25.10.2018, 09:15 Uhr

Frankfurt/Main (AFP) Umfrage: CDU und SPD drohen bei Landtagswahl in Hessen herbe Verluste

Wahlplakate in Hessen. Quelle: dpa/AFP/Archiv/Arne Dedert (Foto: dpa/AFP/Archiv/Arne Dedert)Wahlplakate in Hessen. Quelle: dpa/AFP/Archiv/Arne Dedert (Foto: dpa/AFP/Archiv/Arne Dedert)

Parteien starten in Schlussphase des Wahlkampfs

Bei der Landtagswahl am Sonntag in Hessen drohen CDU und SPD einer weiteren Umfrage zufolge herbe Stimmenverluste. In einer von "Spiegel Online" und der "Hessischen Niedersächsischen Allgemeinen" am Donnerstag veröffentlichten Civey-Befragung kommt die CDU nur auf 27 Prozent, die SPD auf 22 Prozent. Die Grünen können auf ein Rekordergebnis hoffen. In der Umfrage liegen sie bei 18,5 Prozent.
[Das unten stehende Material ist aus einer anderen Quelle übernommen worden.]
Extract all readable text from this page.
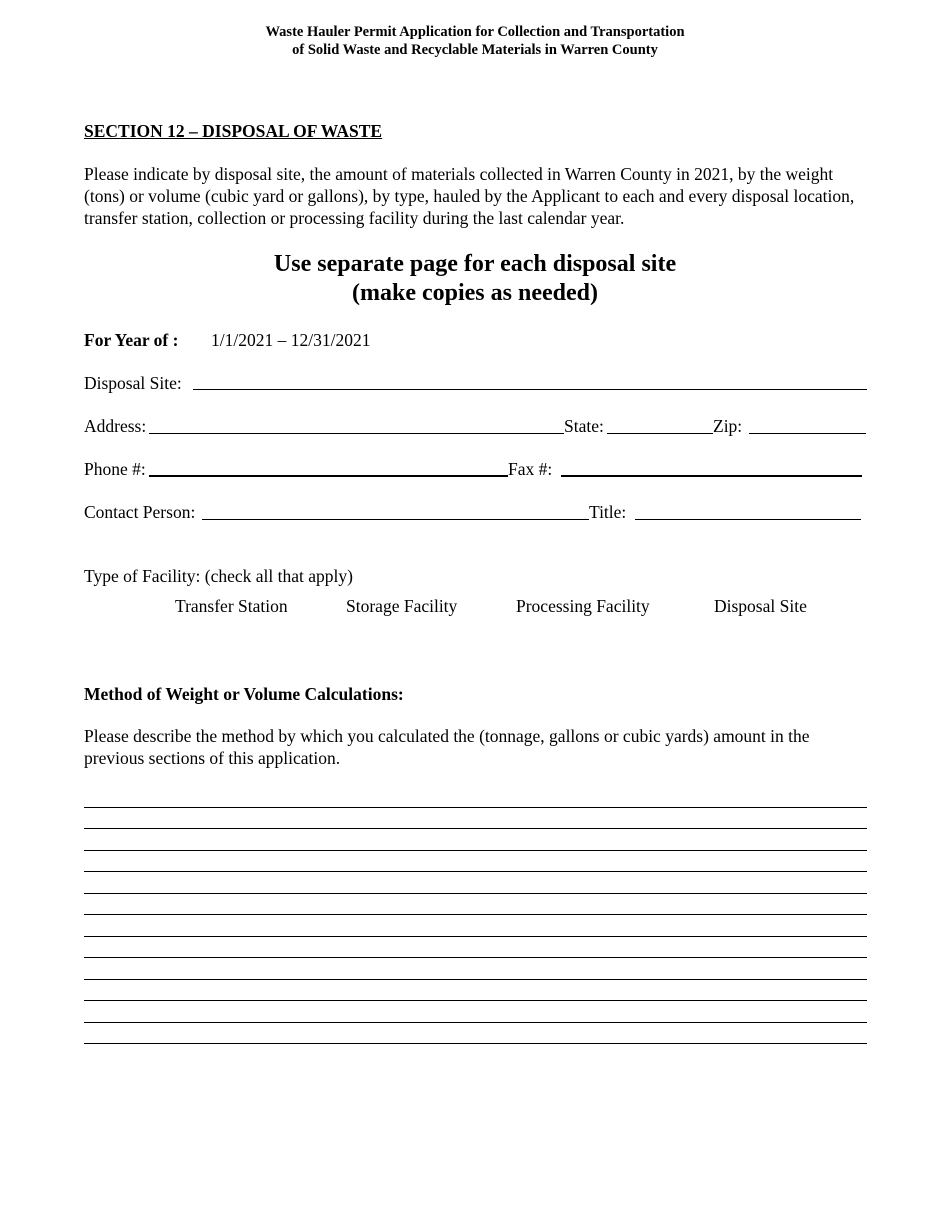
Waste Hauler Permit Application for Collection and Transportation
of Solid Waste and Recyclable Materials in Warren County
SECTION 12 – DISPOSAL OF WASTE
Please indicate by disposal site, the amount of materials collected in Warren County in 2021, by the weight (tons) or volume (cubic yard or gallons), by type, hauled by the Applicant to each and every disposal location, transfer station, collection or processing facility during the last calendar year.
Use separate page for each disposal site
(make copies as needed)
For Year of : 1/1/2021 – 12/31/2021
Disposal Site:
Address:	State:	Zip:
Phone #:	Fax #:
Contact Person:	Title:
Type of Facility: (check all that apply)
Transfer Station	Storage Facility	Processing Facility	Disposal Site
Method of Weight or Volume Calculations:
Please describe the method by which you calculated the (tonnage, gallons or cubic yards) amount in the previous sections of this application.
Die AfD zieht demnach mit 13 Prozent erstmals in den hessischen Landtag ein. Die Linkspartei kommt in der Umfrage auf acht Prozent, die FDP auf 7,5 Prozent. Laut den Umfragewerten wäre eine Neuauflage der amtierenden schwarz-grünen Landesregierung nicht möglich. Eine Koalition aus CDU und SPD hätte nur eine knappe Mehrheit.
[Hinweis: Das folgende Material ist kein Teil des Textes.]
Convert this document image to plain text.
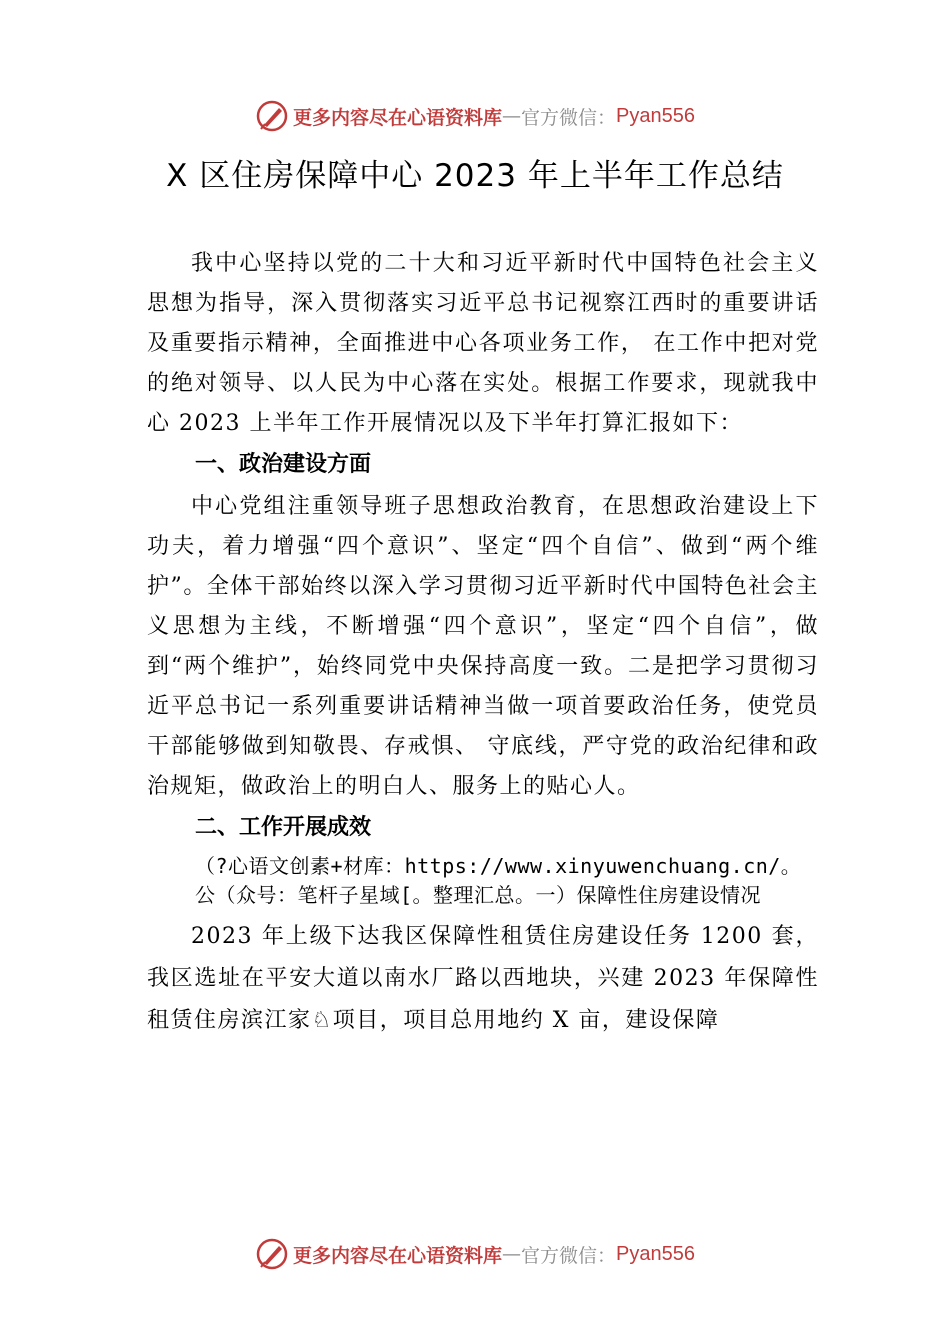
更多内容尽在心语资料库 — 官方微信： Pyan556
X 区住房保障中心 2023 年上半年工作总结

我中心坚持以党的二十大和习近平新时代中国特色社会主义思想为指导，深入贯彻落实习近平总书记视察江西时的重要讲话及重要指示精神，全面推进中心各项业务工作， 在工作中把对党的绝对领导、以人民为中心落在实处。根据工作要求，现就我中心 2023 上半年工作开展情况以及下半年打算汇报如下：

一、政治建设方面

中心党组注重领导班子思想政治教育，在思想政治建设上下功夫，着力增强“四个意识”、坚定“四个自信”、做到“两个维护”。全体干部始终以深入学习贯彻习近平新时代中国特色社会主义思想为主线，不断增强“四个意识”，坚定“四个自信”，做到“两个维护”，始终同党中央保持高度一致。二是把学习贯彻习近平总书记一系列重要讲话精神当做一项首要政治任务，使党员干部能够做到知敬畏、存戒惧、 守底线，严守党的政治纪律和政治规矩，做政治上的明白人、服务上的贴心人。

二、工作开展成效
（?心语文创素+材库：https://www.xinyuwenchuang.cn/。公（众号：笔杆子星域[。整理汇总。一）保障性住房建设情况

2023 年上级下达我区保障性租赁住房建设任务 1200 套，我区选址在平安大道以南水厂路以西地块，兴建 2023 年保障性租赁住房滨江家♘项目，项目总用地约 X 亩，建设保障

更多内容尽在心语资料库 — 官方微信： Pyan556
Rechnerisch möglich ist laut der Umfrage ein Jamaika-Bündnis aus CDU, Grünen und FDP. Es könnte auch knapp für ein rot-rot-grünes Bündnis oder eine Ampel-Koalition aus SPD, Grünen und FDP reichen.
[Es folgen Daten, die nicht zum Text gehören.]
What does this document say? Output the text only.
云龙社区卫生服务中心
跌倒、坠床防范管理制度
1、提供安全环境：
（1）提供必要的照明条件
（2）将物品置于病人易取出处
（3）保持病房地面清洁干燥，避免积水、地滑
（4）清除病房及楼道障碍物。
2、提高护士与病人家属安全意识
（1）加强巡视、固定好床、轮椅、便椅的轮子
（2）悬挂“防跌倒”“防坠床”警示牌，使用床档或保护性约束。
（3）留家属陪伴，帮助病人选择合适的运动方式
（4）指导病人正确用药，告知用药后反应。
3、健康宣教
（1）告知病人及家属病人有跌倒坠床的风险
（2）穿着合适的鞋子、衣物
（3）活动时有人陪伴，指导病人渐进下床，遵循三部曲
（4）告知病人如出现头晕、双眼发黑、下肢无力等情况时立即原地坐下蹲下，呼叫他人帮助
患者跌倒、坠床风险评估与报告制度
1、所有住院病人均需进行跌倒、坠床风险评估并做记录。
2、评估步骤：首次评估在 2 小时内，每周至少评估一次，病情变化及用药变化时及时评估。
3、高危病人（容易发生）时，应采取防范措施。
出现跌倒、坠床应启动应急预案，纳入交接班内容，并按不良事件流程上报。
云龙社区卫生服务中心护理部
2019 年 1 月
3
Auch in anderen Umfragen in den vergangenen Tagen hatten CDU und SPD deutlich unter ihrem Ergebnis bei der Wahl vor fünf Jahren gelegen. Die Grünen lagen sogar bei rund 20 Prozent und in einer Befragung sogar knapp vor der SPD.

Für die Civey-Umfrage wurden vom 18. bis 24. Oktober 4467 Menschen online befragt. Der statistische Fehlerbereich liegt den Angaben zufolge bei 2,5 Prozent.

SPD-Spitzenkandidat Thorsten Schäfer-Gümbel zeigte sich trotz der schwachen Umfragewerte zuversichtlich. Die Sozialdemokraten seien in Hessen kommunal viel stärker verankert als in Bayern, wo die Partei bei der Landtagswahl vor zwei Wochen unter zehn Prozent gefallen war, sagte er im Bayerischen Rundfunk. Er erhoffe sich zudem von der Wahl in Hessen eine "Signalwirkung" für die gesamte SPD. "Der Stillstand hat in Hessen einen Namen - Schwarz und Grün", sagte Schäfer-Gümbel.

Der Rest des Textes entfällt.